Right now, there are thousands of different diseases without even a single interventional clinical trial because patient numbers don’t make that kind of investment feasible.


A tRNA medicine that could universally treat patients across multiple Stop Codon Disease could accelerate and scale the development of potential disease-modifying treatments for millions of patients.


AM: Can you share Alltrna’s plans for 2024 and beyond? What do you see in store for the future of tRNA-based therapies?


MW: Initially, Alltrna is focused on the genetic liver diseases, which include upward of 400 different rare and ultra-rare diseases. In part, this is due to the already proven ability to get RNA treatments, encapsulated in lipid nanoparticles, to liver tissue. From there, we would look to prioritize diseases based on our ability to target tissues outside of the liver.


Similarly, although Alltrna’s initial focus is on Stop Codon Disease and achieving readthrough of PTC mutations, we believe that there are opportunities to extend these efforts to other types of genetic changes that disrupt protein production, such as frameshift or missense mutations.

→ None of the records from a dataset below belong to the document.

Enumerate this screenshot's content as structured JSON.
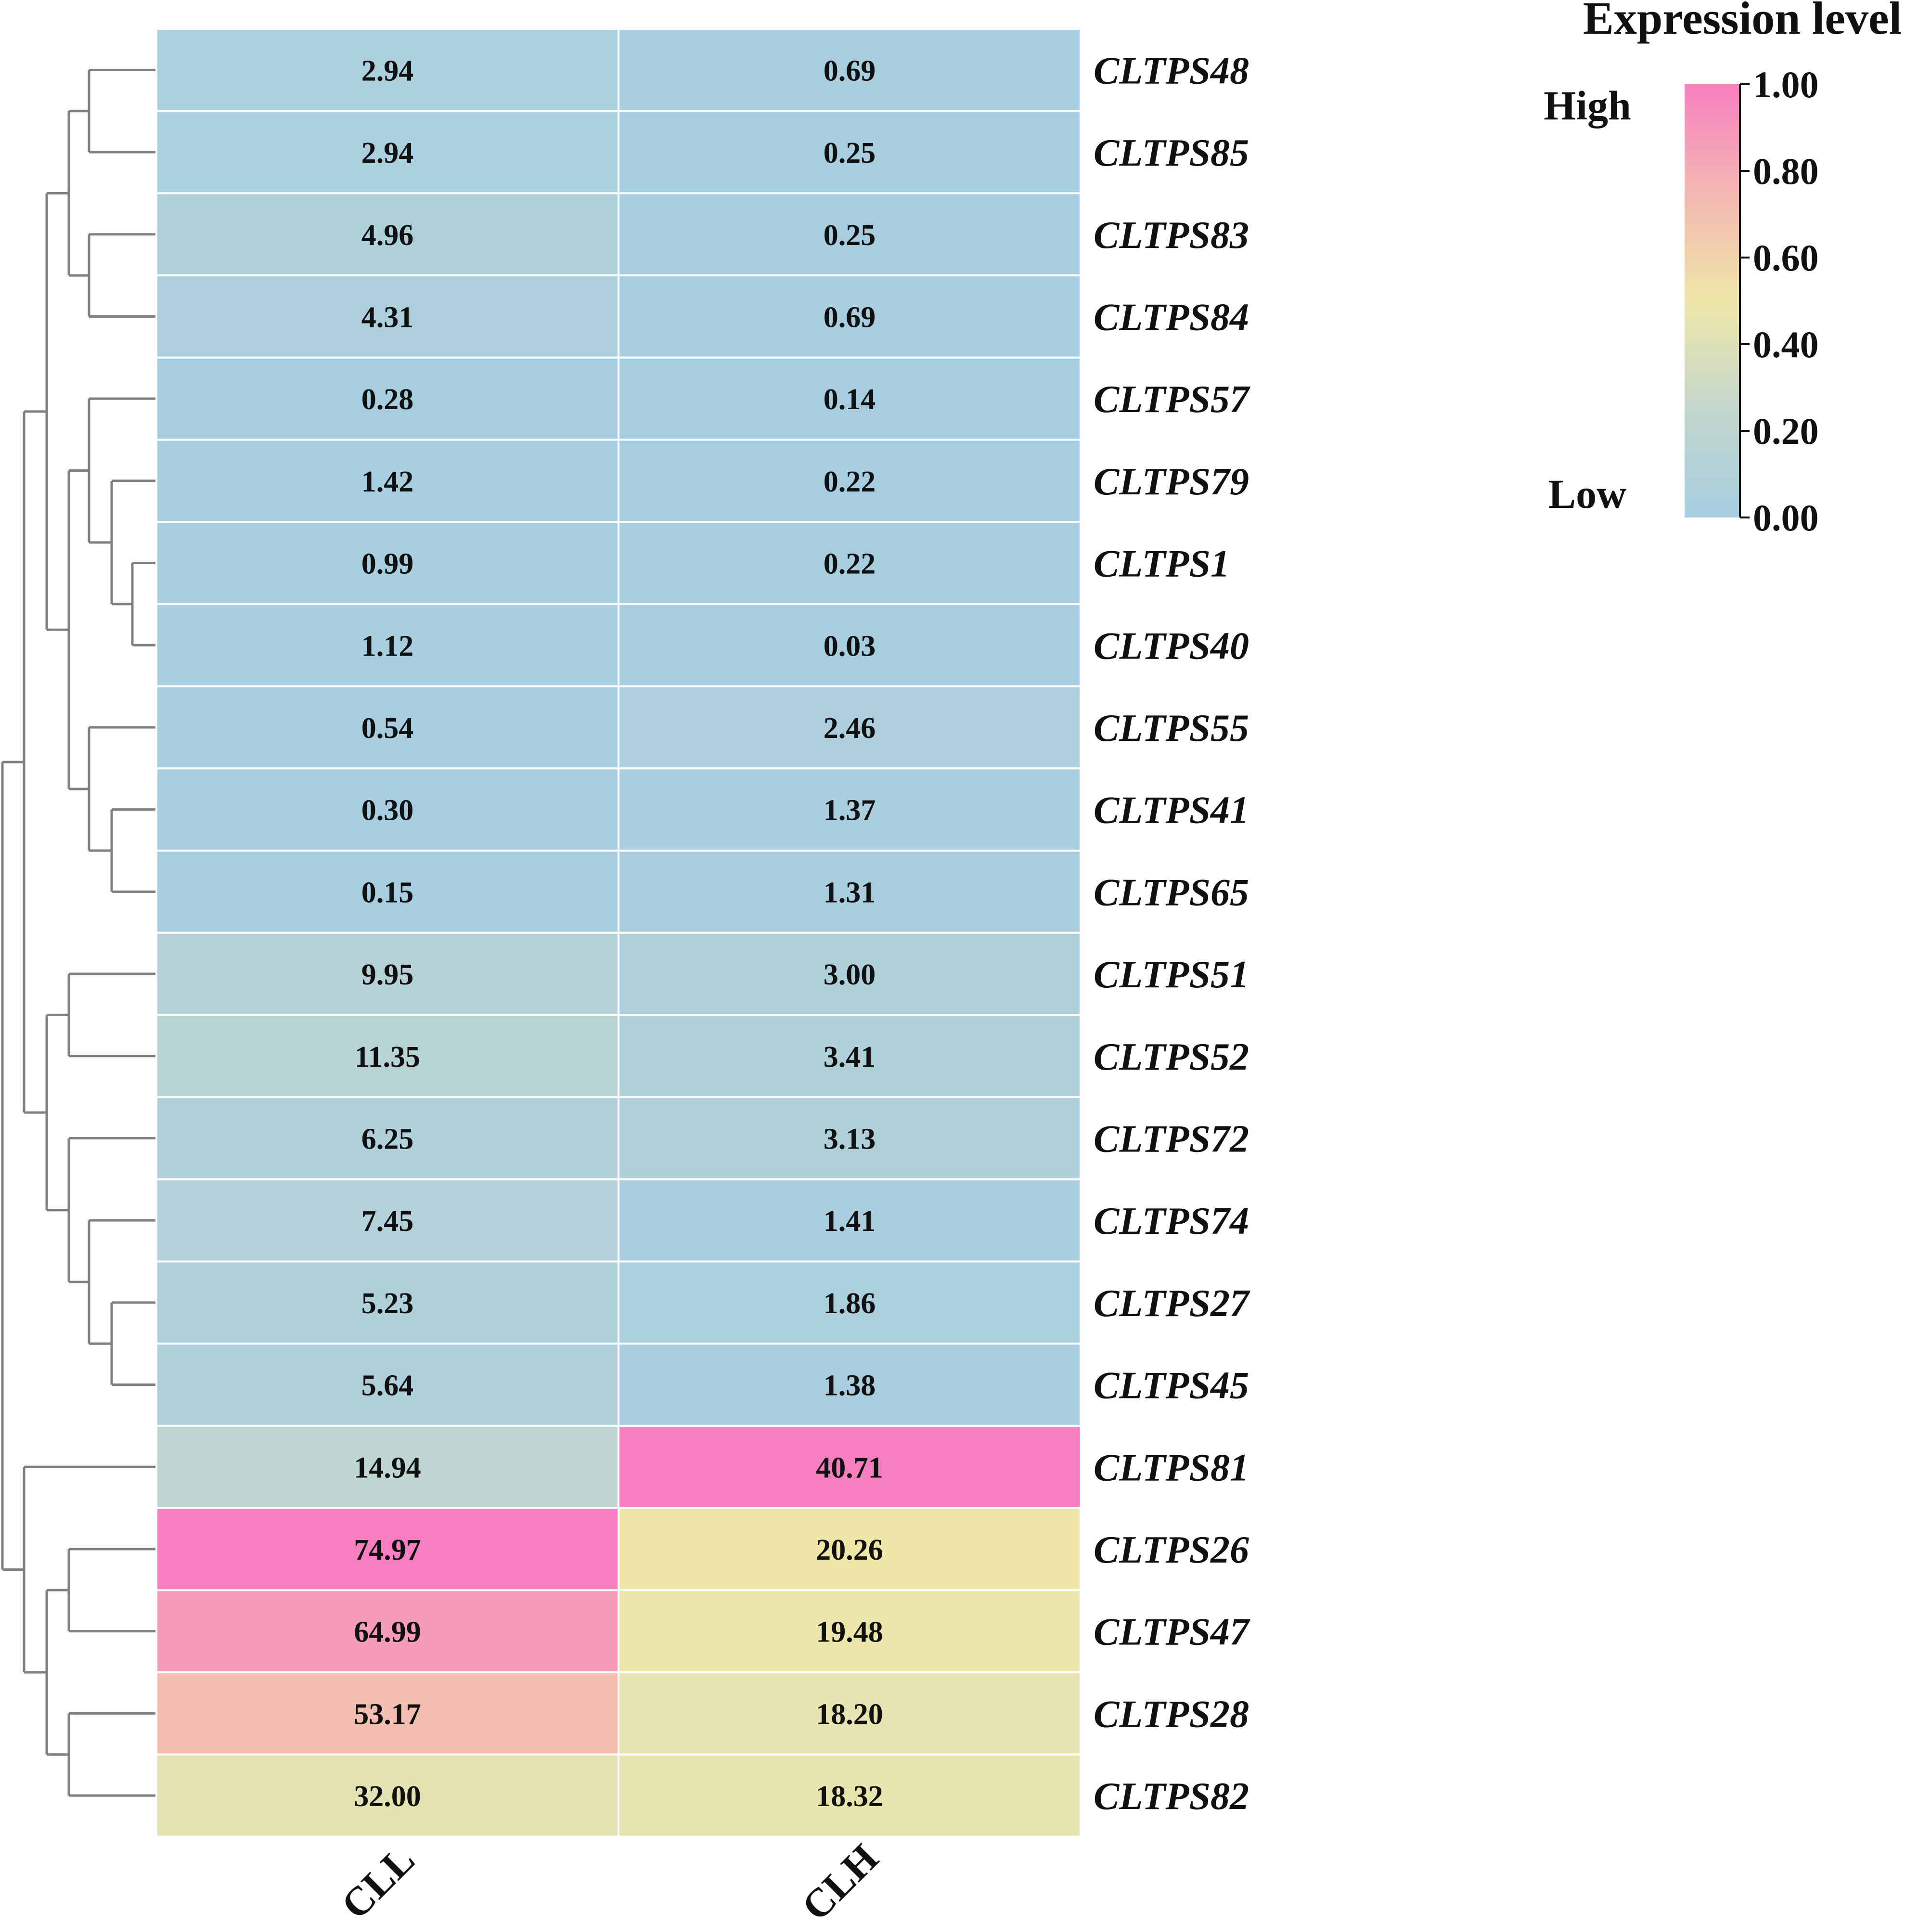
{
  "chart_data": {
    "type": "heatmap",
    "columns": [
      "CLL",
      "CLH"
    ],
    "rows": [
      "CLTPS48",
      "CLTPS85",
      "CLTPS83",
      "CLTPS84",
      "CLTPS57",
      "CLTPS79",
      "CLTPS1",
      "CLTPS40",
      "CLTPS55",
      "CLTPS41",
      "CLTPS65",
      "CLTPS51",
      "CLTPS52",
      "CLTPS72",
      "CLTPS74",
      "CLTPS27",
      "CLTPS45",
      "CLTPS81",
      "CLTPS26",
      "CLTPS47",
      "CLTPS28",
      "CLTPS82"
    ],
    "labels": [
      [
        "2.94",
        "0.69"
      ],
      [
        "2.94",
        "0.25"
      ],
      [
        "4.96",
        "0.25"
      ],
      [
        "4.31",
        "0.69"
      ],
      [
        "0.28",
        "0.14"
      ],
      [
        "1.42",
        "0.22"
      ],
      [
        "0.99",
        "0.22"
      ],
      [
        "1.12",
        "0.03"
      ],
      [
        "0.54",
        "2.46"
      ],
      [
        "0.30",
        "1.37"
      ],
      [
        "0.15",
        "1.31"
      ],
      [
        "9.95",
        "3.00"
      ],
      [
        "11.35",
        "3.41"
      ],
      [
        "6.25",
        "3.13"
      ],
      [
        "7.45",
        "1.41"
      ],
      [
        "5.23",
        "1.86"
      ],
      [
        "5.64",
        "1.38"
      ],
      [
        "14.94",
        "40.71"
      ],
      [
        "74.97",
        "20.26"
      ],
      [
        "64.99",
        "19.48"
      ],
      [
        "53.17",
        "18.20"
      ],
      [
        "32.00",
        "18.32"
      ]
    ],
    "normalization": "each column scaled to 0-1 by its maximum value",
    "legend": {
      "title": "Expression level",
      "high_label": "High",
      "low_label": "Low",
      "ticks": [
        "1.00",
        "0.80",
        "0.60",
        "0.40",
        "0.20",
        "0.00"
      ],
      "colors": [
        "#a6cde0",
        "#c4d7cd",
        "#efe7a8",
        "#f3b7b2",
        "#f77fbf"
      ],
      "position": "top-right"
    },
    "dendrogram": {
      "side": "left",
      "color": "#808080"
    }
  }
}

And there is growing evidence that human health and disease is influenced by tRNA pools – the amounts of specific tRNA types – and tRNA fragments, so we may be able to address an even wider array of patients in the future.


That’s looking well down the road, however, and while we are excited about the future, there is a lot we are doing now and in the near term to make this a reality. This is a new treatment modality with a lot of open questions and a need to engage with and educate clinicians, patient groups and regulators. So, we want to make sure that we get these initial stages of development right in Stop Codon Disease.


AM: Is there anything else you’d like to highlight?


MW: I’d like to take a moment to highlight our great team who share and embody our belief that patients deserve better. Our diverse and talented team brings multidisciplinary experience and expertise tailor-made for the discovery and development of groundbreaking tRNA medicines.

Just as importantly, everyone understands and trusts that success demands both the curiosity to explore the unknown and the courage to take thoughtful risks without fear of failure. Only by working in this way can we hope to possibly improve the lives of millions of patients globally.


Michelle C. Werner was speaking to Anna MacDonald, Senior Science Writer for Technology Networks.


About the interviewee:


Michelle C. Werner is CEO of Alltrna and CEO-partner at Flagship Pioneering. She is an experienced pharmaceutical executive with more than 20 years in the industry spanning commercial and R&D. Michelle is a wife and mother to three children and is a member of the rare disease community.